Dividend Finance has gone to some lengths to earn an AA rating from Kroll Bond Rating Agency on its second solar loan securitization.

The new, $104 million deal is structured to reduce the risk to holders of a relatively small tranche of senior notes, which account for just 28% of the capital stack. Holders of Class A notes get paid before holders of the Class B, C, and D notes, resulting in 72% subordination. Add in 5% initial overcollateralization and a reserve account equal to 1% of the collateral balance, and total credit support adds up to a whopping 78%.

Credit Suisse Securities is the sole structuring advisor and sole lead bookrunner.

By comparison, the senior tranche of Dividend’s initial securitization, completed in October 2017, benefited from just 16% credit enhancement and was rated a notch lower, at A.

Likewise, Mosaic, another firm that finances installation of solar panel systems, has achieved an A rating on all three of its securitizations to date.

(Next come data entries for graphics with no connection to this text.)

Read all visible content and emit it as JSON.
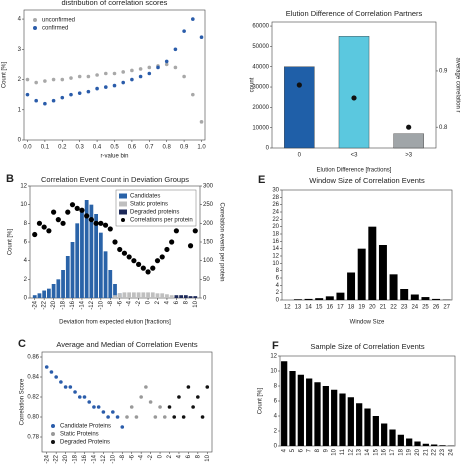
{
  "chart_data": [
    {
      "type": "scatter",
      "title": "distribution of correlation scores",
      "xlabel": "r-value bin",
      "ylabel": "Count [%]",
      "x": [
        0,
        0.05,
        0.1,
        0.15,
        0.2,
        0.25,
        0.3,
        0.35,
        0.4,
        0.45,
        0.5,
        0.55,
        0.6,
        0.65,
        0.7,
        0.75,
        0.8,
        0.85,
        0.9,
        0.95,
        1
      ],
      "series": [
        {
          "name": "unconfirmed",
          "color": "#a8a8a8",
          "values": [
            2.0,
            1.9,
            1.95,
            2.0,
            2.0,
            2.05,
            2.1,
            2.1,
            2.15,
            2.2,
            2.2,
            2.25,
            2.3,
            2.35,
            2.4,
            2.45,
            2.5,
            2.4,
            2.1,
            1.5,
            0.6
          ]
        },
        {
          "name": "confirmed",
          "color": "#2a5caa",
          "values": [
            1.5,
            1.3,
            1.2,
            1.3,
            1.4,
            1.5,
            1.55,
            1.6,
            1.7,
            1.75,
            1.8,
            1.9,
            2.0,
            2.1,
            2.2,
            2.4,
            2.6,
            3.0,
            3.6,
            4.0,
            3.4
          ]
        }
      ],
      "xlim": [
        -0.02,
        1.02
      ],
      "xticks": [
        {
          "value": 0,
          "label": "0.0"
        },
        0.1,
        0.2,
        0.3,
        0.4,
        0.5,
        0.6,
        0.7,
        0.8,
        0.9,
        {
          "value": 1,
          "label": "1.0"
        }
      ],
      "ylim": [
        0,
        4.3
      ],
      "yticks": [
        0,
        1,
        2,
        3,
        4
      ],
      "legend": "upper left"
    },
    {
      "type": "bar",
      "title": "Elution Difference of Correlation Partners",
      "xlabel": "Elution Difference [fractions]",
      "ylabel": "count",
      "y2label": "average correlation r",
      "categories": [
        "0",
        "<3",
        ">3"
      ],
      "series": [
        {
          "kind": "bar",
          "colors": [
            "#1f5fa8",
            "#5bc8df",
            "#a0a5a8"
          ],
          "values": [
            40000,
            55000,
            7000
          ]
        },
        {
          "kind": "dot",
          "axis": "y2",
          "color": "#111111",
          "values": [
            0.875,
            0.852,
            0.8
          ]
        }
      ],
      "ylim": [
        0,
        62000
      ],
      "yticks": [
        0,
        10000,
        20000,
        30000,
        40000,
        50000,
        60000
      ],
      "y2lim": [
        0.763,
        0.987
      ],
      "y2ticks": [
        0.8,
        0.9
      ]
    },
    {
      "type": "bar",
      "label": "B",
      "title": "Correlation Event Count in Deviation Groups",
      "xlabel": "Deviation from expected elution [fractions]",
      "ylabel": "Count [%]",
      "y2label": "Correlation events per protein",
      "x": [
        -24,
        -23,
        -22,
        -21,
        -20,
        -19,
        -18,
        -17,
        -16,
        -15,
        -14,
        -13,
        -12,
        -11,
        -10,
        -9,
        -8,
        -7,
        -6,
        -5,
        -4,
        -3,
        -2,
        -1,
        0,
        1,
        2,
        3,
        4,
        5,
        6,
        7,
        8,
        9,
        10
      ],
      "series": [
        {
          "name": "Candidates",
          "kind": "bar",
          "color": "#2a63a8",
          "values": [
            0.3,
            0.5,
            0.8,
            1,
            1.5,
            2,
            3,
            4.5,
            6,
            8,
            9.5,
            10.5,
            10,
            9,
            7,
            5,
            3,
            1.5,
            0.5,
            0,
            0,
            0,
            0,
            0,
            0,
            0,
            0,
            0,
            0,
            0,
            0,
            0,
            0,
            0,
            0
          ]
        },
        {
          "name": "Static proteins",
          "kind": "bar",
          "color": "#bfbfbf",
          "values": [
            0,
            0,
            0,
            0,
            0,
            0,
            0,
            0,
            0,
            0,
            0,
            0,
            0,
            0,
            0,
            0,
            0,
            0.3,
            0.5,
            0.6,
            0.6,
            0.6,
            0.6,
            0.6,
            0.6,
            0.6,
            0.5,
            0.5,
            0.4,
            0.3,
            0,
            0,
            0,
            0,
            0
          ]
        },
        {
          "name": "Degraded proteins",
          "kind": "bar",
          "color": "#1e2a5a",
          "values": [
            0,
            0,
            0,
            0,
            0,
            0,
            0,
            0,
            0,
            0,
            0,
            0,
            0,
            0,
            0,
            0,
            0,
            0,
            0,
            0,
            0,
            0,
            0,
            0,
            0,
            0,
            0,
            0,
            0,
            0,
            0.3,
            0.3,
            0.3,
            0.2,
            0.2
          ]
        },
        {
          "name": "Correlations per protein",
          "kind": "dot",
          "axis": "y2",
          "color": "#000000",
          "values": [
            170,
            200,
            190,
            180,
            230,
            210,
            200,
            230,
            250,
            240,
            235,
            220,
            210,
            200,
            200,
            195,
            185,
            150,
            130,
            120,
            110,
            100,
            90,
            80,
            70,
            80,
            100,
            110,
            130,
            150,
            180,
            200,
            230,
            140,
            180
          ]
        }
      ],
      "xlim": [
        -25,
        11
      ],
      "xticks": [
        -24,
        -22,
        -20,
        -18,
        -16,
        -14,
        -12,
        -10,
        -8,
        -6,
        -4,
        -2,
        0,
        2,
        4,
        6,
        8,
        10
      ],
      "ylim": [
        0,
        12
      ],
      "yticks": [
        0,
        2,
        4,
        6,
        8,
        10,
        12
      ],
      "y2lim": [
        0,
        300
      ],
      "y2ticks": [
        0,
        50,
        100,
        150,
        200,
        250,
        300
      ],
      "legend": "upper right"
    },
    {
      "type": "bar",
      "label": "E",
      "title": "Window Size of Correlation Events",
      "xlabel": "Window Size",
      "categories": [
        "12",
        "13",
        "14",
        "15",
        "16",
        "17",
        "18",
        "19",
        "20",
        "21",
        "22",
        "23",
        "24",
        "25",
        "26",
        "27"
      ],
      "series": [
        {
          "kind": "bar",
          "color": "#000000",
          "values": [
            0,
            0.2,
            0.3,
            0.5,
            1,
            2,
            7.5,
            14,
            20,
            15,
            7,
            3,
            1.5,
            0.8,
            0.3,
            0.1
          ]
        }
      ],
      "ylim": [
        0,
        30
      ],
      "yticks": [
        0,
        2,
        4,
        6,
        8,
        10,
        12,
        14,
        16,
        18,
        20,
        22,
        24,
        26,
        28,
        30
      ]
    },
    {
      "type": "scatter",
      "label": "C",
      "title": "Average and Median of Correlation Events",
      "ylabel": "Correlation Score",
      "series": [
        {
          "name": "Candidate Proteins",
          "color": "#2a5caa",
          "x": [
            -24,
            -23,
            -22,
            -21,
            -20,
            -19,
            -18,
            -17,
            -16,
            -15,
            -14,
            -13,
            -12,
            -11,
            -10,
            -9,
            -8
          ],
          "values": [
            0.85,
            0.845,
            0.84,
            0.835,
            0.83,
            0.83,
            0.825,
            0.82,
            0.82,
            0.815,
            0.81,
            0.81,
            0.805,
            0.8,
            0.805,
            0.8,
            0.79
          ]
        },
        {
          "name": "Static Proteins",
          "color": "#999999",
          "x": [
            -7,
            -6,
            -5,
            -4,
            -3,
            -2,
            -1,
            0,
            1
          ],
          "values": [
            0.8,
            0.81,
            0.8,
            0.82,
            0.83,
            0.815,
            0.8,
            0.81,
            0.8
          ]
        },
        {
          "name": "Degraded Proteins",
          "color": "#111111",
          "x": [
            2,
            3,
            4,
            5,
            6,
            7,
            8,
            9,
            10
          ],
          "values": [
            0.81,
            0.8,
            0.82,
            0.8,
            0.83,
            0.81,
            0.82,
            0.8,
            0.83
          ]
        }
      ],
      "xlim": [
        -25,
        11
      ],
      "xticks": [
        -24,
        -22,
        -20,
        -18,
        -16,
        -14,
        -12,
        -10,
        -8,
        -6,
        -4,
        -2,
        0,
        2,
        4,
        6,
        8,
        10
      ],
      "ylim": [
        0.765,
        0.865
      ],
      "yticks": [
        0.78,
        {
          "value": 0.8,
          "label": "0.80"
        },
        0.82,
        0.84,
        0.86
      ],
      "legend": "lower left"
    },
    {
      "type": "bar",
      "label": "F",
      "title": "Sample Size of Correlation Events",
      "ylabel": "Count [%]",
      "categories": [
        "4",
        "5",
        "6",
        "7",
        "8",
        "9",
        "10",
        "11",
        "12",
        "13",
        "14",
        "15",
        "16",
        "17",
        "18",
        "19",
        "20",
        "21",
        "22",
        "23",
        "24"
      ],
      "series": [
        {
          "kind": "bar",
          "color": "#000000",
          "values": [
            11.3,
            10,
            9.5,
            9,
            8.5,
            8,
            7.5,
            7,
            6.5,
            5.7,
            5,
            4,
            3,
            2.2,
            1.5,
            1,
            0.6,
            0.3,
            0.2,
            0.1,
            0.05
          ]
        }
      ],
      "ylim": [
        0,
        12
      ],
      "yticks": [
        0,
        2,
        4,
        6,
        8,
        10,
        12
      ]
    }
  ]
}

The credit quality of the collateral for Dividend’s latest deal appears to be broadly similar to that of Mosaic: The weighted average current balance is $27,368 (Mosaic’s ranged from $26,994 to and $28,168) and the weighted average FICO score is 747 ( vs 738-746) and the weighted average seasoning is four months (vs. five-six). However, Dividend’s borrowers have longer-term loans, a weighted average 240 months (vs. 205-222) and have a higher weighted average coupon of 6.09% (vs. 4.35% to 4.53%).

So the primary reason for the higher rating on Dividend’s new deal would appear to be the added credit enhancement, not the collateral quality.

Another possible consideration is the fact that, Dividend, which is controlled by private equity firm LLCP I Fig Tree AIV and has yet to turn a profit, outsourced servicing of loans and collections to Turnstile Capital Management, a subsidiary of Goal Structured Solutions, in March. Kroll does not cite this as either a positive or negative in its presale report, however.